How the UK can improve cancer diagnosis

After five years of research involving cancer diagnosis experts from six UK universities, including University of Bristol, researchers have made a number of recommendations on how the UK can improve the early diagnosis of cancer.

  • 2nd June 2015

After five years of research involving cancer diagnosis experts from six UK universities, researchers have made a number of recommendations on how the UK can improve the early diagnosis of cancer.

The findings from the Discovery Programme, a collaboration between the Universities of Bristol, Cambridge, Bangor, Durham, Oxford, Exeter and Bristol NHS Clinical Commissioning Group, were presented at a special event on 2 June.

The Discovery Programme, which was funded by the National Institute for Health Research (NIHR), encompassed several studies that looked at different aspects of the patient journey to a cancer diagnosis. These have shown that the UK can improve cancer diagnosis in several ways including by:

  • Improving patient awareness campaigns – the findings of the SYMPTOM Study can be used to target the concerns and barriers that prevent people going to see their GP early. Timely cancer diagnosis enables timely treatment and improves patient outcomes.
  • Bringing patients into the decision making process when GPs are considering investigation for possible cancer – listen to their views and explain risks, investigations and options. The PIVOT study found that patients often want to be tested at lower levels of risk than recommended by the National Institute for Health and Care Excellence (NICE).
  • Supplying GPs with data and decision support tools to give them the potential to be more proactive and cancer aware. Such tools can tell GPs the risk of cancer for particular symptoms and symptom combinations which can help decision making for them and their patients.

Dr Jon Banks, from the University of Bristol’s Centre for Academic Primary Care is the Discovery Programme manager. He said: “Over the course of the five years we have published nearly 20 research papers, a number of which have been used by NICE to formulate its guidelines. While the Discovery Programme has now come to an end, we believe our work will have lasting impact.”

Prof Willie Hamilton from the University of Exeter is the Discovery Programme lead.
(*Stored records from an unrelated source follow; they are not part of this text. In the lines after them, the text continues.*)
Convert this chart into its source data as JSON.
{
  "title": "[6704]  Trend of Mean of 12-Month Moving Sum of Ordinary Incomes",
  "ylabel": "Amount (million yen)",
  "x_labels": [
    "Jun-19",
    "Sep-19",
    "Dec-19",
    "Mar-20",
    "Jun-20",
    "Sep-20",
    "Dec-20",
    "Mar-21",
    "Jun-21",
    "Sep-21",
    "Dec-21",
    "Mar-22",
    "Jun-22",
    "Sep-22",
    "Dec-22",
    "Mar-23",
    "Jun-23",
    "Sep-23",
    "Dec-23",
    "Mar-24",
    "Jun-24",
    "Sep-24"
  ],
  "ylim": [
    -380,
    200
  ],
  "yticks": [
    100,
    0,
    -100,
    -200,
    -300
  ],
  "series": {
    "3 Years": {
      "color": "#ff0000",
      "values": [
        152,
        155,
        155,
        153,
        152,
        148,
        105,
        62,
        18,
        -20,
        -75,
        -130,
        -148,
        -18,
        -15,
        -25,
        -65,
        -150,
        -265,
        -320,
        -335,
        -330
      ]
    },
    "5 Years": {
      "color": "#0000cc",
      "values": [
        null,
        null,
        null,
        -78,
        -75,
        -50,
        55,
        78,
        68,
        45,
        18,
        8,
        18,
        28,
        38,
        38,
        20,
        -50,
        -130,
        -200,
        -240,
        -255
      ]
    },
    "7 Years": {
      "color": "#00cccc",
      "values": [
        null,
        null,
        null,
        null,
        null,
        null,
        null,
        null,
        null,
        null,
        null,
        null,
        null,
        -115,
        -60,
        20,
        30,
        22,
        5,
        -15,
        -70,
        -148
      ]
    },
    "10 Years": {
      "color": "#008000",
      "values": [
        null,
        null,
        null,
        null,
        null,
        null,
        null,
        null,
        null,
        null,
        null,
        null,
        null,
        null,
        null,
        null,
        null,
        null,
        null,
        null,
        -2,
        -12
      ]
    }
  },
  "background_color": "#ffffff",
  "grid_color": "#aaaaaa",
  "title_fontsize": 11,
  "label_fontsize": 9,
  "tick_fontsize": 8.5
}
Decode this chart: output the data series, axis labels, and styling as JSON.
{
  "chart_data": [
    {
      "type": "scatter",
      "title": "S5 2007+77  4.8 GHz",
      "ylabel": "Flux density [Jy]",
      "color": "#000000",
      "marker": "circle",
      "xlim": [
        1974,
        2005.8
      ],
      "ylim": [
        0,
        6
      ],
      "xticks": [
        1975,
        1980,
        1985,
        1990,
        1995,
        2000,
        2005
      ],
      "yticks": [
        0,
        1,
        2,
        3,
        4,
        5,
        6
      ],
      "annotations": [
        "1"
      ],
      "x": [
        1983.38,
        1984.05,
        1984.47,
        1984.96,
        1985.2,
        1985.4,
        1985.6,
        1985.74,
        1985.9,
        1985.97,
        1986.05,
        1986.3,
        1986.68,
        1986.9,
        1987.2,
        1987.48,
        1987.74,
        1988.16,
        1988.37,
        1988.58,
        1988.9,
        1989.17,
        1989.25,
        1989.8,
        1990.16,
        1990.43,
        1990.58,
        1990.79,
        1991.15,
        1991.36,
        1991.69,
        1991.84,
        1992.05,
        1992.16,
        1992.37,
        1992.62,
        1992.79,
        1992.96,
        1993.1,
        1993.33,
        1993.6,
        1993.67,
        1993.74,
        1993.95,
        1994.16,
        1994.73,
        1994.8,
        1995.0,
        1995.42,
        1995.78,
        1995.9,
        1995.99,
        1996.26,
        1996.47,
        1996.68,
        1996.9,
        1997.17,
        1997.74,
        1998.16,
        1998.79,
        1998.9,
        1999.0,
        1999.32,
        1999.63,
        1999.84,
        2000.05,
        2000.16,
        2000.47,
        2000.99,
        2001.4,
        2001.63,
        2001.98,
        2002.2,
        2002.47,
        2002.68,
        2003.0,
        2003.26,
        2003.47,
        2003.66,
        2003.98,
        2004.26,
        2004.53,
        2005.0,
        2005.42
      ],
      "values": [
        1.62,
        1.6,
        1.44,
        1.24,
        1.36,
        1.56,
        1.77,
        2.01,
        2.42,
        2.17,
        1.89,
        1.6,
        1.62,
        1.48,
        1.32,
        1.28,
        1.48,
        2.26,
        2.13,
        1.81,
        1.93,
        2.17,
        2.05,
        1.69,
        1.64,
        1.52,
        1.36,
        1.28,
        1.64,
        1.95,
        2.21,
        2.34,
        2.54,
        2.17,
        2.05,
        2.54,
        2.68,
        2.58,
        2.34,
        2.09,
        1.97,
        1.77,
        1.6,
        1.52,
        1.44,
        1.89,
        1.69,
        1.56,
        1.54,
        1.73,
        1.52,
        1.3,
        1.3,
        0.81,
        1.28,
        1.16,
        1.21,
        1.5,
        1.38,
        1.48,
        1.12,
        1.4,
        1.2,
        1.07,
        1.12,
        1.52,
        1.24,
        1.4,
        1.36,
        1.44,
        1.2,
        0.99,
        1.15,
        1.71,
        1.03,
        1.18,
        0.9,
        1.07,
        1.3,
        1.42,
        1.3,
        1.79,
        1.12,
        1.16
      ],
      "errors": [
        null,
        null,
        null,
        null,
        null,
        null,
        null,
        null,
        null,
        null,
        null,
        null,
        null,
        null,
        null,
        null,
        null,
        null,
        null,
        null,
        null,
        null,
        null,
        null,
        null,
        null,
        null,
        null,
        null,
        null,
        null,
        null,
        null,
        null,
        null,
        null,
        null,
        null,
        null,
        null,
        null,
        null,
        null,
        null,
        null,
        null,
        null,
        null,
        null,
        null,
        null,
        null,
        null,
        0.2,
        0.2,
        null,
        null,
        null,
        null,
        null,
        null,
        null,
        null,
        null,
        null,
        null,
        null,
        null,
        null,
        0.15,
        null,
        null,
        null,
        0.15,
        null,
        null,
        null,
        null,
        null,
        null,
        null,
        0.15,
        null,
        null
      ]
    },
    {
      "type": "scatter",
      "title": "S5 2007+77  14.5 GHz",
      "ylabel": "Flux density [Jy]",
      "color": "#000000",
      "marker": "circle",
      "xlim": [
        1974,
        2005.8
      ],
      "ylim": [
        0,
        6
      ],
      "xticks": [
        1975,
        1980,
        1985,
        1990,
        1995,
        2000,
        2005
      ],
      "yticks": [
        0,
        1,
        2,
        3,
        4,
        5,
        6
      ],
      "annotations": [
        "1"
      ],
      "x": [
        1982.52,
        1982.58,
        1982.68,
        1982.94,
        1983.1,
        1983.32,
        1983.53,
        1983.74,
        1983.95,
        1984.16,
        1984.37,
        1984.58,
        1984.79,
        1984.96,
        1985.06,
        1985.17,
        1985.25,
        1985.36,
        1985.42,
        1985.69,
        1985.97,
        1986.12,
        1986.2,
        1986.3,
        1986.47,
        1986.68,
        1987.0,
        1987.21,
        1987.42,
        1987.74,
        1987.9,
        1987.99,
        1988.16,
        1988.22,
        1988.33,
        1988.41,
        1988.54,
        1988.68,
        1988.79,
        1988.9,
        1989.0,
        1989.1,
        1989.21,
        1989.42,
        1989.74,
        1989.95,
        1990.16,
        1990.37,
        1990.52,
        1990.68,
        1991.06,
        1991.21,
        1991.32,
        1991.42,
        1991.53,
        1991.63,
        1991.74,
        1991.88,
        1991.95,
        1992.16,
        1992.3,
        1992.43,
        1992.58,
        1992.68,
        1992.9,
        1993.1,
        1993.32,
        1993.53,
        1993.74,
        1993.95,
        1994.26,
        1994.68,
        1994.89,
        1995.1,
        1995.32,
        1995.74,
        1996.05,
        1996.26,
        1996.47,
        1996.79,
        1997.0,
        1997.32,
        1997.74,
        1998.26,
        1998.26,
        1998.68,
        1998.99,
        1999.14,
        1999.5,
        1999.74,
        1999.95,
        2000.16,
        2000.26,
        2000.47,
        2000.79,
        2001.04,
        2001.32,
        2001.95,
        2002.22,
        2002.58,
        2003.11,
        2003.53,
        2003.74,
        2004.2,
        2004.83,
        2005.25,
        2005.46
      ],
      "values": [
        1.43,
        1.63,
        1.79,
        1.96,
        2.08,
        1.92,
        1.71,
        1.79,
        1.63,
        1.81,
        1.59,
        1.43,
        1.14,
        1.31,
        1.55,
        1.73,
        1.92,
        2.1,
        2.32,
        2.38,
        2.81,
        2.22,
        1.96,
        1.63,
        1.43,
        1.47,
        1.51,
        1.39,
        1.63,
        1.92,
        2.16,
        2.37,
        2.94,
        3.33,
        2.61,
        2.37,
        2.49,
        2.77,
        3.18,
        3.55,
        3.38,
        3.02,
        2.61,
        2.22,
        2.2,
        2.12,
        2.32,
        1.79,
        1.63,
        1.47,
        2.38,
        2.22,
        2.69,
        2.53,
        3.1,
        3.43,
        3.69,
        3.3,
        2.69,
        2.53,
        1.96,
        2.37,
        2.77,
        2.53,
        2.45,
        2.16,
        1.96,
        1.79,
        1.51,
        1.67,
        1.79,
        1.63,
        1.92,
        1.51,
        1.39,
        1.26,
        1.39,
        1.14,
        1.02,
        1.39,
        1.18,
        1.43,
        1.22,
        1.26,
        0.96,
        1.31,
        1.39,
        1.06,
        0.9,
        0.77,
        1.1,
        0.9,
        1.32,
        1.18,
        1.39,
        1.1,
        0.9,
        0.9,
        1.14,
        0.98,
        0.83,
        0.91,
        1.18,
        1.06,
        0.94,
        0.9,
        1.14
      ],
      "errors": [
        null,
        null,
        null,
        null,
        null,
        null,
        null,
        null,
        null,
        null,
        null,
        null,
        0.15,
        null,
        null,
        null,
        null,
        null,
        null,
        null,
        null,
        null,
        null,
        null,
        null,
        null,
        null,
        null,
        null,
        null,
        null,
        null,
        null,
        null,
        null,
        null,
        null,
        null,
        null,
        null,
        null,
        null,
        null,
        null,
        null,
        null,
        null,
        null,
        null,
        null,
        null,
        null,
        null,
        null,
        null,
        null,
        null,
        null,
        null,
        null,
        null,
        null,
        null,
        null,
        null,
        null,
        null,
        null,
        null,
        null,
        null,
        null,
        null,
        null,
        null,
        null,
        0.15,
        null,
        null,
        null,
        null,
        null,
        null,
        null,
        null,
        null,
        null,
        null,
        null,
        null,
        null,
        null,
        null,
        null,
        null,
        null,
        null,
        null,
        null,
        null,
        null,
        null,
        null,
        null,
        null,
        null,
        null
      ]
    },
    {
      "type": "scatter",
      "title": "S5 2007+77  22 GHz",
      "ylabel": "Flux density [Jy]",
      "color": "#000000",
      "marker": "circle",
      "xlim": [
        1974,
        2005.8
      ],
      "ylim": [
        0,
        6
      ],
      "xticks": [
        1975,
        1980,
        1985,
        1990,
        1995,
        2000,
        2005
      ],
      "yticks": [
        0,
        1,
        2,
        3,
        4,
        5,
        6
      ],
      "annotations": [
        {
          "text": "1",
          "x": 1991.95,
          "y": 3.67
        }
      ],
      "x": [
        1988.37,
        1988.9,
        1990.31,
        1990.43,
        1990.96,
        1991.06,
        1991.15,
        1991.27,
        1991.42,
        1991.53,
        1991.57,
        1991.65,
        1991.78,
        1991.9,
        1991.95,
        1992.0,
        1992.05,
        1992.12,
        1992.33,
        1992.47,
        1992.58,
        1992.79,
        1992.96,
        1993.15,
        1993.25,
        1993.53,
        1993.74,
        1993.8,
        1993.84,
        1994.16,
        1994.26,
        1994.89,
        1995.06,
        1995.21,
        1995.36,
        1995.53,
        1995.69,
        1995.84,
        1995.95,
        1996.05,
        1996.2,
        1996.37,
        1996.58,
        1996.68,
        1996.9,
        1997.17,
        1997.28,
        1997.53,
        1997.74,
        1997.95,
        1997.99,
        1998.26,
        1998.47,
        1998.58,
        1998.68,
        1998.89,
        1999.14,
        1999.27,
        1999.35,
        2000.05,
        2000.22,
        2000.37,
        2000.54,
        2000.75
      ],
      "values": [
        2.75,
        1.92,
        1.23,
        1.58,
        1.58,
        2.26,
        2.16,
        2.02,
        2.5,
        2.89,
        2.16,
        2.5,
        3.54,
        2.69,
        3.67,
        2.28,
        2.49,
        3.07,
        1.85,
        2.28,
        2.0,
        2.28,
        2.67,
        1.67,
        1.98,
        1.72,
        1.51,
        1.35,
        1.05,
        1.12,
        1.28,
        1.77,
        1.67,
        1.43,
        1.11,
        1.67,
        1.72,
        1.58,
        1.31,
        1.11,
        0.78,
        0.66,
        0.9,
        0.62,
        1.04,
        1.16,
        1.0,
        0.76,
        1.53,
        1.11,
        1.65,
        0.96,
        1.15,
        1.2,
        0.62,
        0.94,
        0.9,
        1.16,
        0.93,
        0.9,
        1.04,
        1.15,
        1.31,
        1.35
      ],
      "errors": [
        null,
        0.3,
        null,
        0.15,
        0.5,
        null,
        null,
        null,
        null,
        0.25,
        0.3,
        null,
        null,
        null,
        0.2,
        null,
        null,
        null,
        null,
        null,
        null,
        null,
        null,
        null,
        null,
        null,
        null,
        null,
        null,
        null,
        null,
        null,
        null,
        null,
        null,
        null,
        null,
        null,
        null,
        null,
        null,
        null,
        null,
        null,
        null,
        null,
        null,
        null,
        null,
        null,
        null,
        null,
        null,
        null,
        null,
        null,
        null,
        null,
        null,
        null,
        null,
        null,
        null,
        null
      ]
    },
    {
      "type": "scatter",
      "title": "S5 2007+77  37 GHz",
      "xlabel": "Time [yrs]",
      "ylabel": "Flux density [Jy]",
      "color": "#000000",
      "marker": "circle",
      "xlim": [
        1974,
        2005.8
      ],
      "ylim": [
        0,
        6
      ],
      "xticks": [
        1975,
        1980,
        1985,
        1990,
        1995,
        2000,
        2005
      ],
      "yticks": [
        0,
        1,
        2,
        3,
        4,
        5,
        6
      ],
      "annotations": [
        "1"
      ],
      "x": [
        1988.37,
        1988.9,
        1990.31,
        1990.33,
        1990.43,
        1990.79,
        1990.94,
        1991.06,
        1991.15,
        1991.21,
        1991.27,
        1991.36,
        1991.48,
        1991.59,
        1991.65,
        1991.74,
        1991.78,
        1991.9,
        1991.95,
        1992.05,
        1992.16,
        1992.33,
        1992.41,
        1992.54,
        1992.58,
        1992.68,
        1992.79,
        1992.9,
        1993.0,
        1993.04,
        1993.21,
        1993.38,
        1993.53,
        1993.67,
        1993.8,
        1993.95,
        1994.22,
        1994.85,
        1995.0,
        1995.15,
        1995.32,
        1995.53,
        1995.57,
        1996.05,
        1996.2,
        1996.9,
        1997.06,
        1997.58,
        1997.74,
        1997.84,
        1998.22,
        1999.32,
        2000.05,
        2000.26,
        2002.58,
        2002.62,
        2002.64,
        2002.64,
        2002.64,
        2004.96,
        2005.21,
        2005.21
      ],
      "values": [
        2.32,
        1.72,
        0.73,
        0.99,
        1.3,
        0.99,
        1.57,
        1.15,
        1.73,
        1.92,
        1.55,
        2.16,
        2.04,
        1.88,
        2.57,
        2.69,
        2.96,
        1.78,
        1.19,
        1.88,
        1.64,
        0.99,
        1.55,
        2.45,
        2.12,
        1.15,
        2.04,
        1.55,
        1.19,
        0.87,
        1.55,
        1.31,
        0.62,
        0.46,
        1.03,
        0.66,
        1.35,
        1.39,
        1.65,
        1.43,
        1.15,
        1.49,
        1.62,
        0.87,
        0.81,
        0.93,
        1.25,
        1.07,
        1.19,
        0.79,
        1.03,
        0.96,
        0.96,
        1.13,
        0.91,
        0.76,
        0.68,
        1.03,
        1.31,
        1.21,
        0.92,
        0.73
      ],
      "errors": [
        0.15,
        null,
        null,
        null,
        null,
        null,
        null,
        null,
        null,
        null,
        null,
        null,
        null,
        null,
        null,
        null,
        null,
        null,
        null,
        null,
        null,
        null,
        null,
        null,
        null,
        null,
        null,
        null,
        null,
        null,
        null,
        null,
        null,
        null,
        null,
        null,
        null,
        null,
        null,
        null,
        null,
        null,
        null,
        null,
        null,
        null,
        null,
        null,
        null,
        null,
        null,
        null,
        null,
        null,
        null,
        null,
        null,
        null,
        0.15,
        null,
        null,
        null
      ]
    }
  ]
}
He added: “Cancer diagnosis is a crucial subject, with over 300,000 UK patients each year developing a cancer. In the UK we don’t perform as well as we could: we know that patients could present quicker to primary care but there is also evidence that, for some, a number of visits are necessary before investigation for possible cancer is started.

“Some patients are diagnosed with cancer in A&E when symptoms and cancer have developed to a point where treatment is more difficult. We hope that our research will go some way to preventing this from happening and prevent hundreds of unnecessary deaths each year.”